Wednesday, 1 November 2017

Istri Adalah Pintu Rezeki Suaminya, Sedangkan Suami Adalah Pintu Surga Istrinya

loading...

Saat merasa bahwa rezeki suami seret apalagi belum lancar. coba lebih banyak bahagiakan istrimu, maka insyaAllah kebahagiaan istri akan mempermudah kamu dalam mendapatkan rezeki. Dan selalu hormati pula suami, taati perintahnya, jangan pula membuat hatinya bersedih, karena ridho suamilah pintu surga bagi para istri.

Bahagiakan Istrimu, Ingat Kerja Kerasmu Bukan Untuk Berfoya Foya, Tapi Untuk Mencukupi Kebutuhan Anak dan Istri

Saat suami mengucapkan ijab qobul, maka disaat itulah seluruh beban istri akan berpindah pada suami. Suami yang bertanggung jawab untuk mengurus istrinya lahir dan batin, juga membahagiakannya. Bahkan jika suami bekerja, maka itu semua adalah hak istrinya dan diutamakan untuk kebahagiaan istri. Bukan lagi untuk berfoya foya atau bersenang dengan teman teman.

Saat Menjadi Putri, Surga Wanita Ditelapak Kaki Orang Tuanya, Namun Saat Menjadi Istri, Surganya Ditelapak Kaki Suaminya. 

Saat seorang istri melayani suaminya sepenuh hati, ingin membuat suami senang. Itu bukan semata mata suatu kewajiban, Namun karena mereka ingin mencari ridho suami. Saat dulu sebelum dipinang, para wanita akan mengutamakan kedua orang tuanya dan patuh. Setelah mereka menikah, suami adalah hal utama bagi mereka.
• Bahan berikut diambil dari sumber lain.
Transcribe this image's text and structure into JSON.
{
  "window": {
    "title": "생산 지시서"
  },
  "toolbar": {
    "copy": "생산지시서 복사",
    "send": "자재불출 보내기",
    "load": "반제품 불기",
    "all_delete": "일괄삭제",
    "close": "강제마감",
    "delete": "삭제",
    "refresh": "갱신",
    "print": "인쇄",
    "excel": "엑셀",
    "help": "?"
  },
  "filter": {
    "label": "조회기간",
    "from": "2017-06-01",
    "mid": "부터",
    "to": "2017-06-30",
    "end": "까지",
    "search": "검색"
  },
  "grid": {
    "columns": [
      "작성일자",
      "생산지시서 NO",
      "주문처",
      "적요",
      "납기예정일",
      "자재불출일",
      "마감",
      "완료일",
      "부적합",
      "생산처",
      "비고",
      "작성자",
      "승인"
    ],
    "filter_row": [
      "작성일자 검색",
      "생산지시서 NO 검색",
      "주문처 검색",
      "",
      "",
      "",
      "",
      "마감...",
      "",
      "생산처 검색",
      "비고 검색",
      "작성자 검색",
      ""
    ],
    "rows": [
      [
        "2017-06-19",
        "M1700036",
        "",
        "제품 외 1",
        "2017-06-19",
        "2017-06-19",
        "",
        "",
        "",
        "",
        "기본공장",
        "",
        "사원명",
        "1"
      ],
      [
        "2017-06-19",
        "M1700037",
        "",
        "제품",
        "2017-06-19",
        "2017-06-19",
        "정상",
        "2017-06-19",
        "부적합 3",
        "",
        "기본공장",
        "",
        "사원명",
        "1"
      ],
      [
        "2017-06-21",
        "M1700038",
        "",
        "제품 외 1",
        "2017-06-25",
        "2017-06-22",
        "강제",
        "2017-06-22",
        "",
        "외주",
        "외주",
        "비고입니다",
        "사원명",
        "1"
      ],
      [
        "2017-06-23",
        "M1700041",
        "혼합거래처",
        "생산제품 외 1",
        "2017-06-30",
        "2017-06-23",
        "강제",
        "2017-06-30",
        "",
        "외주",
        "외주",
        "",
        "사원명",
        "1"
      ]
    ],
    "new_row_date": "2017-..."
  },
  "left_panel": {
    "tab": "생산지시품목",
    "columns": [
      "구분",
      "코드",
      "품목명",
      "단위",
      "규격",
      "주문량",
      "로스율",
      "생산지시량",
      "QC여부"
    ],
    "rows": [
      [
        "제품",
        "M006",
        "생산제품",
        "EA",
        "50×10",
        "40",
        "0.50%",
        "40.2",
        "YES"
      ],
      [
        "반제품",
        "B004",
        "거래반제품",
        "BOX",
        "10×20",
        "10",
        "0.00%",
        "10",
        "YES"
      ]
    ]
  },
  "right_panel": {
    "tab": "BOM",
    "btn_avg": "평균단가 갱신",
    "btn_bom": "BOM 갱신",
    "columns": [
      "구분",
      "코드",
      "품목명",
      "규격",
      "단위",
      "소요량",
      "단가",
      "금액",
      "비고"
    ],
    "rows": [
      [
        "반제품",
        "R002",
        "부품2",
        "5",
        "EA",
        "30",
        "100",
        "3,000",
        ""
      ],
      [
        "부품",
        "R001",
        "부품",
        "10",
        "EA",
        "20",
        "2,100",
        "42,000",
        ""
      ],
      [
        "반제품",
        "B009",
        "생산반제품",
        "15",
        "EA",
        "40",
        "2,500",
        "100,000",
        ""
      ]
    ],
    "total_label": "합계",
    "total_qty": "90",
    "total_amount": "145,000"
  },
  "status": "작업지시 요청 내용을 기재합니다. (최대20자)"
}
Jadi Bahagiakanlah Istrimu, Maka Rezekimu Akan Berlipat Ganda. Dan Hormatilah Suamimu, Agar Jalanmu Menuju Ke Surga Tak Punya Hambatan. 

Untuk para suami, sayangi dan cintai istrimu sepenuh hati. Mereka adalah wanita yang kamu pilih untuk menemani hari hari mu, mereka adalah ibu dari anak anakmu. Bahagiakanlah mereka dan jangan buat mereka bersedih. Dan insyaAllah saat kamu punya keinginan yang tulus untuk membahagiakan istrimu, maka rezekimu akan mengalir selancar air.

Sedangkan untuk para istri, selalu hormati suamimu, jaga tutur katamu, jangan sampai menyakiti hatinya. Saat suamimu sedang terjatuh, maka bantulah dia untuk bangkit dan selalu berikan dukungan. Surgamu ada ditelapak kakinya.

InsyaAllah Keluarga Yang Tercipa Pun Akan Jadi Samawa, Langgeng, Bahkan Dipersatukan Kembali Di Akhirat Kelak. 

Kunci keluarga Samawa sangatlah simpel, saling menerima satu sama lain, saling mencintai dalam ketulusan tanpa adanya paksaan. Istri Bahagia, karena suami mencintainya sepenuh hati dan berjuang membahagiakannya. Suami merasa nyaman, tenang dan semangat, karena istrinya tak lelah memberi dukungan dan semangat. InsyaAllah tidak ada hanya di dunia. Tapi nanti di Surga-Nya akan disatukan kembali dalam limpahan kebahagiaan.